Within the first category, the most widespread, we find, among others:

  • Fixed-income funds: They ynvest mainly in debt instruments, such as bonds and promissory notes. They seek regular income through interest payments.
  • Equity funds: They prioritize investment in stocks and other instruments of participation in companies. They offer the possibility of growth through the appreciation of the value of stocks.
  • Mixed funds: These combine fixed-income and equity assets in different proportions. They seek to balance risks and returns, adapting to different investor profiles.
  • Index funds: They replicate the performance of a specific index, such as the IBEX 35. Their goal is to match the evolution of the reference index.
  • Subordinated funds: These are funds that invest in a single investment fund, and it is that underlying fund that is responsible for investing in different assets.
  • Monetary funds: These funds focus on short-term and highly liquid instruments, such as term deposits. They offer stability and security with modest returns.
  • Absolute return funds: They seek to achieve positive returns regardless of market conditions. They use various strategies to achieve this goal.
  • Exchange-traded funds (ETFs): Traded on the stock exchange, they follow a specific index and allow investors to buy or sell shares similar to traditional stocks.
  • Hedge funds: These use various strategies, such as leverage and derivatives, to seek higher returns. They are aimed at sophisticated investors and have greater flexibility in their investments.
  • Funds of funds: They invest in other funds instead of direct assets. They seek diversification through the management of several fund portfolios.

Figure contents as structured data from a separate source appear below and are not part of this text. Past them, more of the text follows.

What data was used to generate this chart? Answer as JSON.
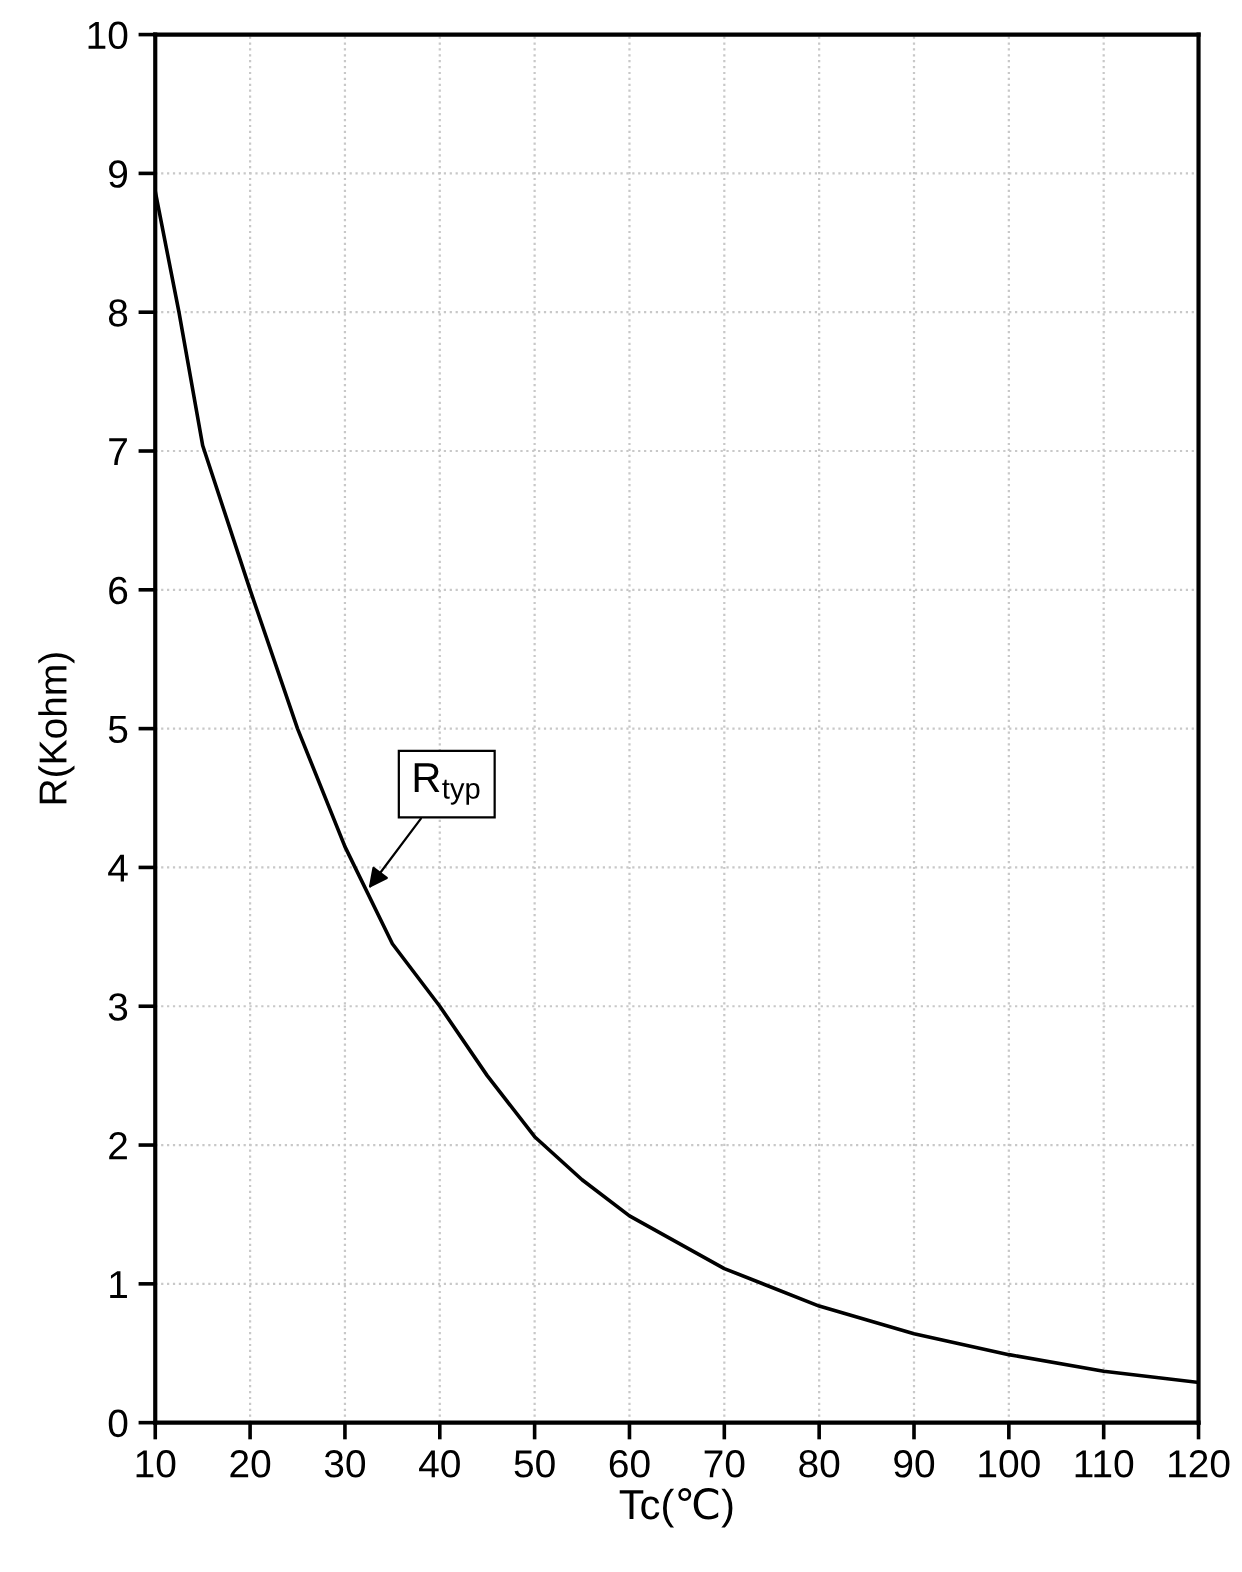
{
  "chart_data": {
    "type": "line",
    "xlabel": "Tc(℃)",
    "ylabel": "R(Kohm)",
    "x": [
      10,
      12.5,
      15,
      20,
      25,
      30,
      35,
      40,
      45,
      50,
      55,
      60,
      70,
      80,
      90,
      100,
      110,
      120
    ],
    "series": [
      {
        "color": "#000000",
        "values": [
          8.87,
          8.0,
          7.04,
          6.0,
          5.0,
          4.15,
          3.45,
          3.0,
          2.5,
          2.06,
          1.75,
          1.49,
          1.11,
          0.84,
          0.64,
          0.49,
          0.37,
          0.29
        ]
      }
    ],
    "annotations": [
      {
        "text": "R$_{typ}$",
        "x": 32.5,
        "y": 3.85
      }
    ],
    "xlim": [
      10,
      120
    ],
    "xticks": [
      10,
      20,
      30,
      40,
      50,
      60,
      70,
      80,
      90,
      100,
      110,
      120
    ],
    "ylim": [
      0,
      10
    ],
    "yticks": [
      0,
      1,
      2,
      3,
      4,
      5,
      6,
      7,
      8,
      9,
      10
    ],
    "grid": true,
    "marker": "none",
    "line_style": "solid"
  }
}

In every fund, there are two main actors. On the one hand, the management company, which makes investment decisions and, therefore, uses the capital contributed by participants (investors) to invest in the assets in question. On the other hand, the depositary company, which is the one who safeguards the assets (securities, cash) of the fund.

Collective investment via crowdfunding

Let’s talk about real estate crowdfunding, which is what we do at Urbanitae. In a way, the philosophy behind Urbanitae is the same as we explained at the beginning of the article: democratizing access to investment. Real estate crowdfunding removes the entry barriers of real estate investment since it allows investing in many assets with little money. The key is precisely that many invest instead of just one.

Another advantage of real estate crowdfunding is that it aspires to higher returns than traditional housing investment, which is around 7% gross. By investing in real estate development (in appreciation projects) or loans to developers, the target annual returns are, in the first case, around 12-18%, and in the second, 9-11%. And, as with funds, crowdfunding is regulated by the National Securities Market Commission (CNMV).

In summary, collective investment offers a diverse range of options, from traditional mutual funds to more specialized forms such as real estate crowdfunding. The key to success lies in understanding the characteristics of each type—understand what we are investing in—evaluate risks, and align investments with individual financial goals. And you? Have you started investing yet?